Working with children who have been removed from their family by the court system is both rewarding and just plain hard. There’s always tension. It’s sometimes humbling to look into our heart and see the desire to protect children at the risk of not cheering their families on towards restoration. That is a see-saw we know our hearts play, so we must be intentional in our desire for healing and true restoration . . . for the whole family, whenever truly possible.

We have taken in and raised children who were never been able to go back home. We have taken in children who do return. We have taken in children who have come back. We have taken in children who have found forever families through adoption. There are so many possibilities, but what we know is that a deep desire within each child we serve is know and be connected with family. They may not be able to connect with family members who need to do the hard work in their own lives before reconnection is possible, but they most often have siblings, other relatives whom they can stay connected with. And so there begins the work of our family program, both working with family members who need support in journeying towards healing, and those family members who desire to stay connected.

Juan was eight years old when we were able to locate an uncle and aunt who said they would be willing to visit Juan during family visitation days hosted by La Casa.When Juan was told that he would be having visits, he cried. He whispered through the tears and deep breathes, “I have family. I have family.” Family is important.

Over the past ten years, Juan has formed a relationship with his uncle and aunt. They’ve faithfully come to family visitation days, and Juan has gone to visit them during extended vacations. We’ve been blessed to work with the family to help them become more self sufficient and make improvements on/in their home. They’ve been diligent in doing the work and accessing resources to make life better.

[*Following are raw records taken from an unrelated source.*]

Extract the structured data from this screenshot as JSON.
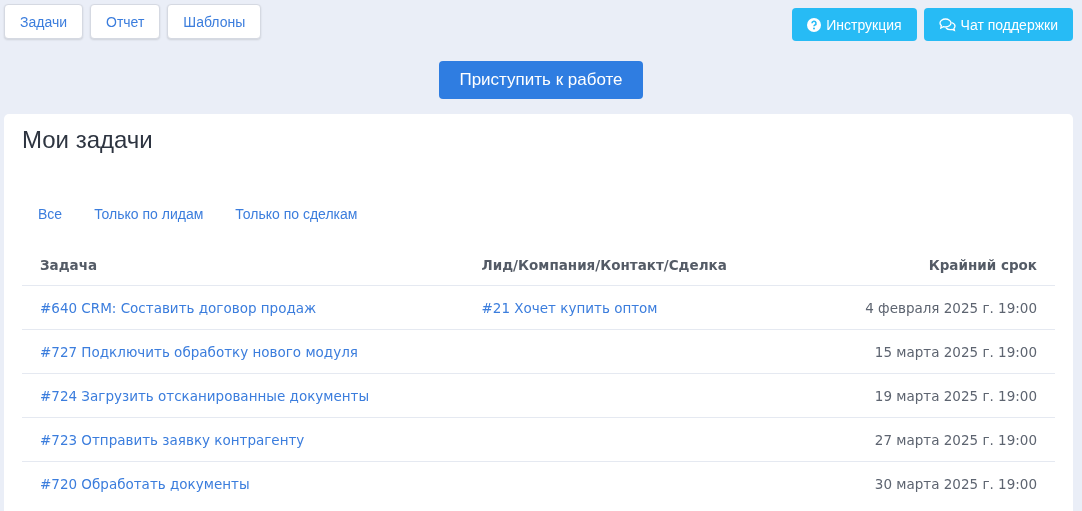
{
  "nav_buttons": [
    "Задачи",
    "Отчет",
    "Шаблоны"
  ],
  "help_buttons": [
    {
      "kind": "help",
      "label": "Инструкция"
    },
    {
      "kind": "chat",
      "label": "Чат поддержки"
    }
  ],
  "start_button": "Приступить к работе",
  "card": {
    "title": "Мои задачи",
    "filters": [
      "Все",
      "Только по лидам",
      "Только по сделкам"
    ],
    "table": {
      "columns": [
        "Задача",
        "Лид/Компания/Контакт/Сделка",
        "Крайний срок"
      ],
      "rows": [
        {
          "task": "#640 CRM: Составить договор продаж",
          "related": "#21 Хочет купить оптом",
          "deadline": "4 февраля 2025 г. 19:00"
        },
        {
          "task": "#727 Подключить обработку нового модуля",
          "deadline": "15 марта 2025 г. 19:00"
        },
        {
          "task": "#724 Загрузить отсканированные документы",
          "deadline": "19 марта 2025 г. 19:00"
        },
        {
          "task": "#723 Отправить заявку контрагенту",
          "deadline": "27 марта 2025 г. 19:00"
        },
        {
          "task": "#720 Обработать документы",
          "deadline": "30 марта 2025 г. 19:00"
        }
      ]
    }
  }
}
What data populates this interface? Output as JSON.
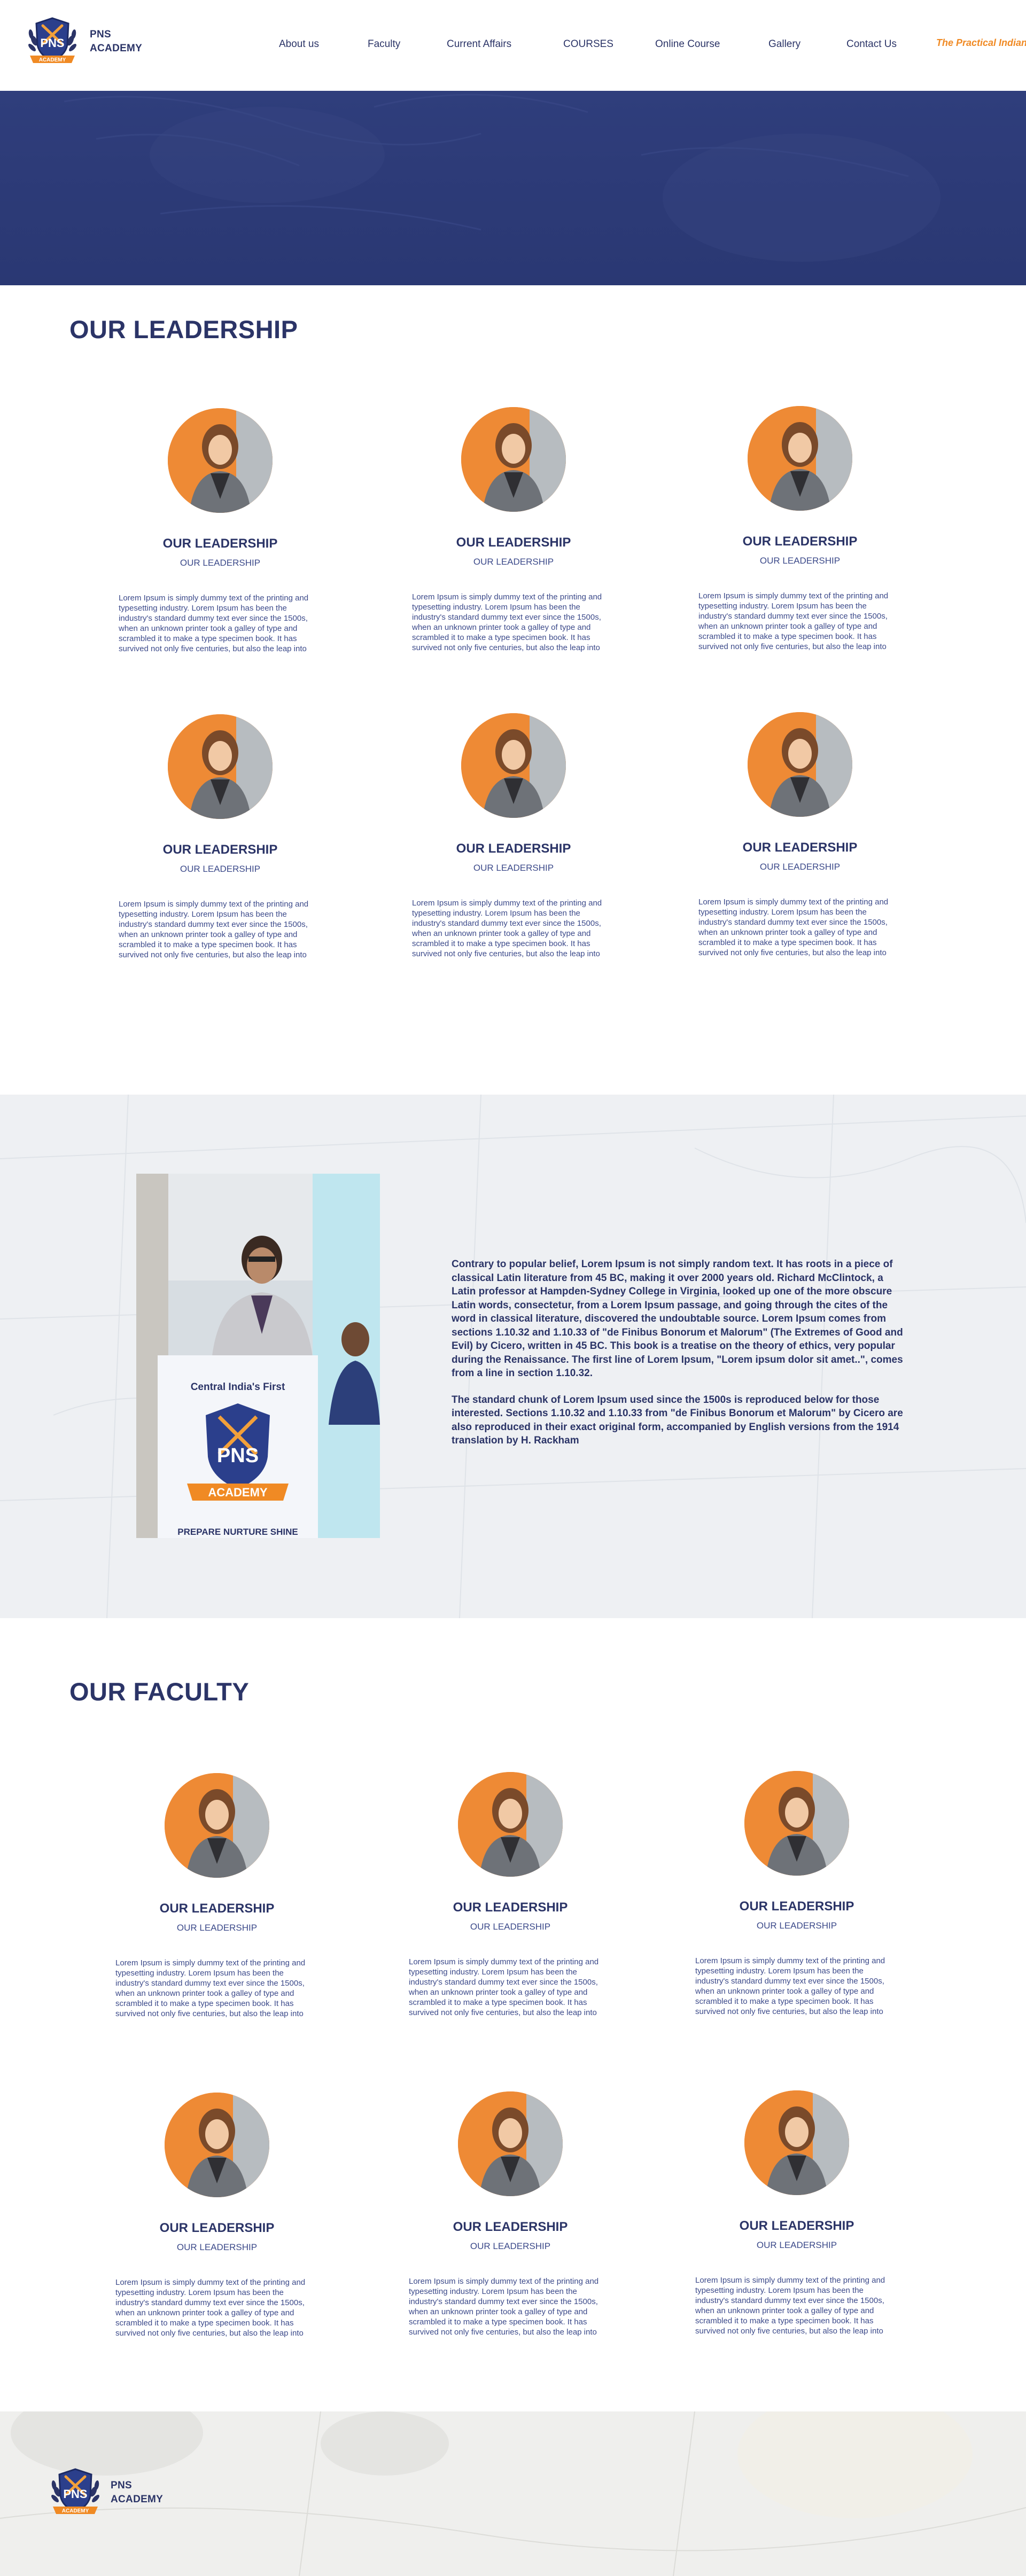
{
  "brand": {
    "name_line1": "PNS",
    "name_line2": "ACADEMY",
    "badge_text": "PNS",
    "badge_ribbon": "ACADEMY"
  },
  "nav": {
    "items": [
      {
        "label": "About us"
      },
      {
        "label": "Faculty"
      },
      {
        "label": "Current Affairs"
      },
      {
        "label": "COURSES"
      },
      {
        "label": "Online Course"
      },
      {
        "label": "Gallery"
      },
      {
        "label": "Contact Us"
      }
    ],
    "partner": "The Practical Indian"
  },
  "colors": {
    "primary": "#2b3467",
    "accent": "#f08a24",
    "hero": "#2d3b78"
  },
  "leadership": {
    "title": "OUR LEADERSHIP",
    "cards": [
      {
        "title": "OUR LEADERSHIP",
        "subtitle": "OUR LEADERSHIP",
        "desc": "Lorem Ipsum is simply dummy text of the printing and typesetting industry. Lorem Ipsum has been the industry's standard dummy text ever since the 1500s, when an unknown printer took a galley of type and scrambled it to make a type specimen book. It has survived not only five centuries, but also the leap into"
      },
      {
        "title": "OUR LEADERSHIP",
        "subtitle": "OUR LEADERSHIP",
        "desc": "Lorem Ipsum is simply dummy text of the printing and typesetting industry. Lorem Ipsum has been the industry's standard dummy text ever since the 1500s, when an unknown printer took a galley of type and scrambled it to make a type specimen book. It has survived not only five centuries, but also the leap into"
      },
      {
        "title": "OUR LEADERSHIP",
        "subtitle": "OUR LEADERSHIP",
        "desc": "Lorem Ipsum is simply dummy text of the printing and typesetting industry. Lorem Ipsum has been the industry's standard dummy text ever since the 1500s, when an unknown printer took a galley of type and scrambled it to make a type specimen book. It has survived not only five centuries, but also the leap into"
      },
      {
        "title": "OUR LEADERSHIP",
        "subtitle": "OUR LEADERSHIP",
        "desc": "Lorem Ipsum is simply dummy text of the printing and typesetting industry. Lorem Ipsum has been the industry's standard dummy text ever since the 1500s, when an unknown printer took a galley of type and scrambled it to make a type specimen book. It has survived not only five centuries, but also the leap into"
      },
      {
        "title": "OUR LEADERSHIP",
        "subtitle": "OUR LEADERSHIP",
        "desc": "Lorem Ipsum is simply dummy text of the printing and typesetting industry. Lorem Ipsum has been the industry's standard dummy text ever since the 1500s, when an unknown printer took a galley of type and scrambled it to make a type specimen book. It has survived not only five centuries, but also the leap into"
      },
      {
        "title": "OUR LEADERSHIP",
        "subtitle": "OUR LEADERSHIP",
        "desc": "Lorem Ipsum is simply dummy text of the printing and typesetting industry. Lorem Ipsum has been the industry's standard dummy text ever since the 1500s, when an unknown printer took a galley of type and scrambled it to make a type specimen book. It has survived not only five centuries, but also the leap into"
      }
    ]
  },
  "about": {
    "photo_sign_line1": "Central India's First",
    "photo_sign_pns": "PNS",
    "photo_sign_ribbon": "ACADEMY",
    "photo_sign_tagline": "PREPARE NURTURE SHINE",
    "paragraph1": "Contrary to popular belief, Lorem Ipsum is not simply random text. It has roots in a piece of classical Latin literature from 45 BC, making it over 2000 years old. Richard McClintock, a Latin professor at Hampden-Sydney College in Virginia, looked up one of the more obscure Latin words, consectetur, from a Lorem Ipsum passage, and going through the cites of the word in classical literature, discovered the undoubtable source. Lorem Ipsum comes from sections 1.10.32 and 1.10.33 of \"de Finibus Bonorum et Malorum\" (The Extremes of Good and Evil) by Cicero, written in 45 BC. This book is a treatise on the theory of ethics, very popular during the Renaissance. The first line of Lorem Ipsum, \"Lorem ipsum dolor sit amet..\", comes from a line in section 1.10.32.",
    "paragraph2": "The standard chunk of Lorem Ipsum used since the 1500s is reproduced below for those interested. Sections 1.10.32 and 1.10.33 from \"de Finibus Bonorum et Malorum\" by Cicero are also reproduced in their exact original form, accompanied by English versions from the 1914 translation by H. Rackham"
  },
  "faculty": {
    "title": "OUR FACULTY",
    "cards": [
      {
        "title": "OUR LEADERSHIP",
        "subtitle": "OUR LEADERSHIP",
        "desc": "Lorem Ipsum is simply dummy text of the printing and typesetting industry. Lorem Ipsum has been the industry's standard dummy text ever since the 1500s, when an unknown printer took a galley of type and scrambled it to make a type specimen book. It has survived not only five centuries, but also the leap into"
      },
      {
        "title": "OUR LEADERSHIP",
        "subtitle": "OUR LEADERSHIP",
        "desc": "Lorem Ipsum is simply dummy text of the printing and typesetting industry. Lorem Ipsum has been the industry's standard dummy text ever since the 1500s, when an unknown printer took a galley of type and scrambled it to make a type specimen book. It has survived not only five centuries, but also the leap into"
      },
      {
        "title": "OUR LEADERSHIP",
        "subtitle": "OUR LEADERSHIP",
        "desc": "Lorem Ipsum is simply dummy text of the printing and typesetting industry. Lorem Ipsum has been the industry's standard dummy text ever since the 1500s, when an unknown printer took a galley of type and scrambled it to make a type specimen book. It has survived not only five centuries, but also the leap into"
      },
      {
        "title": "OUR LEADERSHIP",
        "subtitle": "OUR LEADERSHIP",
        "desc": "Lorem Ipsum is simply dummy text of the printing and typesetting industry. Lorem Ipsum has been the industry's standard dummy text ever since the 1500s, when an unknown printer took a galley of type and scrambled it to make a type specimen book. It has survived not only five centuries, but also the leap into"
      },
      {
        "title": "OUR LEADERSHIP",
        "subtitle": "OUR LEADERSHIP",
        "desc": "Lorem Ipsum is simply dummy text of the printing and typesetting industry. Lorem Ipsum has been the industry's standard dummy text ever since the 1500s, when an unknown printer took a galley of type and scrambled it to make a type specimen book. It has survived not only five centuries, but also the leap into"
      },
      {
        "title": "OUR LEADERSHIP",
        "subtitle": "OUR LEADERSHIP",
        "desc": "Lorem Ipsum is simply dummy text of the printing and typesetting industry. Lorem Ipsum has been the industry's standard dummy text ever since the 1500s, when an unknown printer took a galley of type and scrambled it to make a type specimen book. It has survived not only five centuries, but also the leap into"
      }
    ]
  },
  "footer": {
    "name_line1": "PNS",
    "name_line2": "ACADEMY"
  }
}
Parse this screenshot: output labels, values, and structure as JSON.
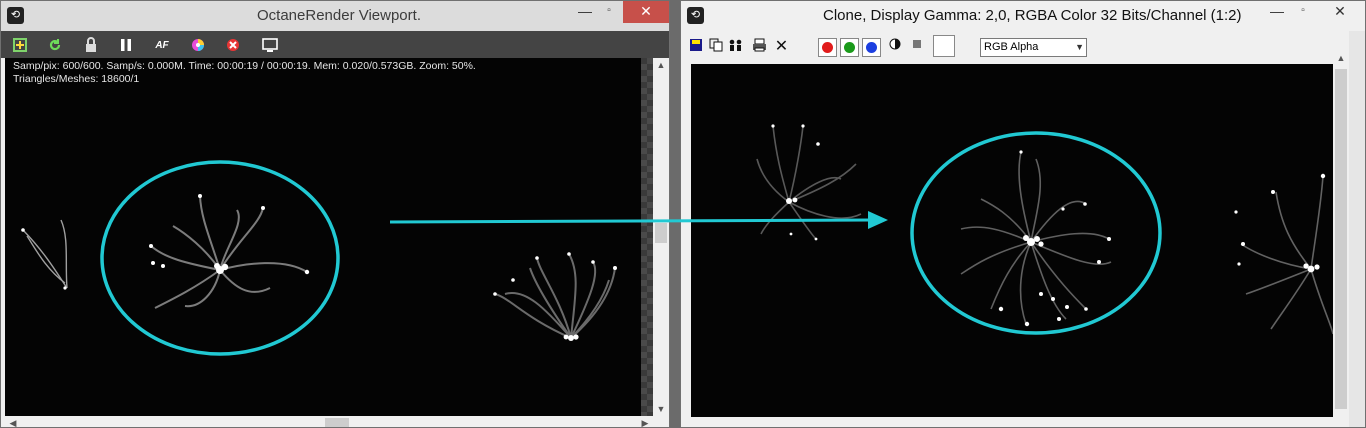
{
  "left_window": {
    "title": "OctaneRender Viewport.",
    "minimize_glyph": "—",
    "close_glyph": "✕",
    "toolbar_icons": [
      "import-icon",
      "refresh-icon",
      "lock-icon",
      "pause-icon",
      "af-icon",
      "color-wheel-icon",
      "clear-icon",
      "display-icon"
    ],
    "af_label": "AF",
    "info_line1": "Samp/pix: 600/600.   Samp/s: 0.000M.   Time: 00:00:19 / 00:00:19.   Mem: 0.020/0.573GB.   Zoom: 50%.",
    "info_line2": "Triangles/Meshes: 18600/1"
  },
  "right_window": {
    "title": "Clone, Display Gamma: 2,0, RGBA Color 32 Bits/Channel (1:2)",
    "minimize_glyph": "—",
    "close_glyph": "✕",
    "channel_select": "RGB Alpha",
    "channel_colors": {
      "red": "#e11b1b",
      "green": "#1a9a1a",
      "blue": "#1c3fe0"
    }
  },
  "annotation": {
    "color": "#21c9d3"
  }
}
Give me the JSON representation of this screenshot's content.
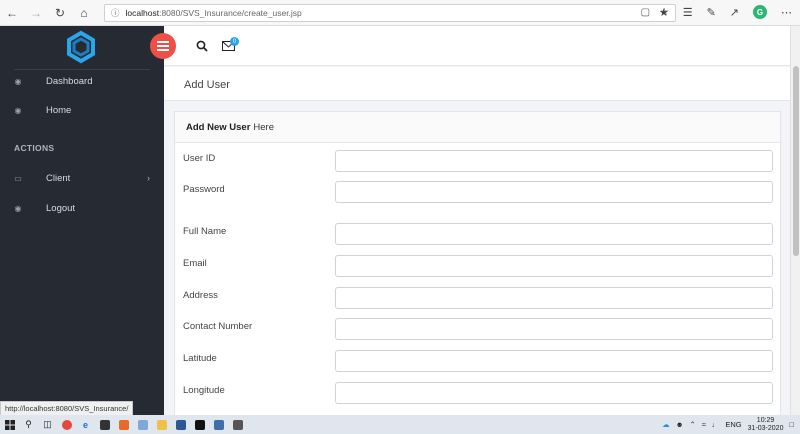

This past year, Juan turned eighteen. As we talked with Juan and his family about what was next in life for Juan, his uncle and aunt invited him to live with them. Love was the root of this offer. We began to work towards a transition for Juan, and he went in December to live with family.

We don’t stop our journey with families if or when children return home. Matter of fact, that is often an important time to journey with them.

We have been blessed with a team that comes each January to help us get school supplies together, books covered and everything ready for the children to start a new school year. Many have come year after year on that team, so they know Juan. If you knew Juan, you’d know that he doesn’t meet too many strangers. He is social; he loves to connect with people.

It wasn’t hard to convince this team to be a part of helping Juan’s family build a chicken coop. They wanted to be able to have eggs for themselves and to sell. An agreement was made with Juan’s family that they would clear the land, pour the concrete base and cut wood to make the posts before the team arrived.   

The team headed out on the two hour journey to visit Juan and help with the project. But in reality, they said they received more that day than they gave. They saw Juan content in his new environment. They saw him with family who truly cares. They saw the love his family has . . . as it was shared with them that day. They helped figure out how to put up the chicken wire around the coop, put on a roof, put in feeding troughs and placed 50 baby chicks inside. They got to see real family life in El Salvador. Some of the team even received authentic tortilla making lessons from Juan’s aunt.

  We are thankful for partners who have a heart for the families we work with an engage in ways that help propel them forward. Thank you GlobalX Team for your hearts and service!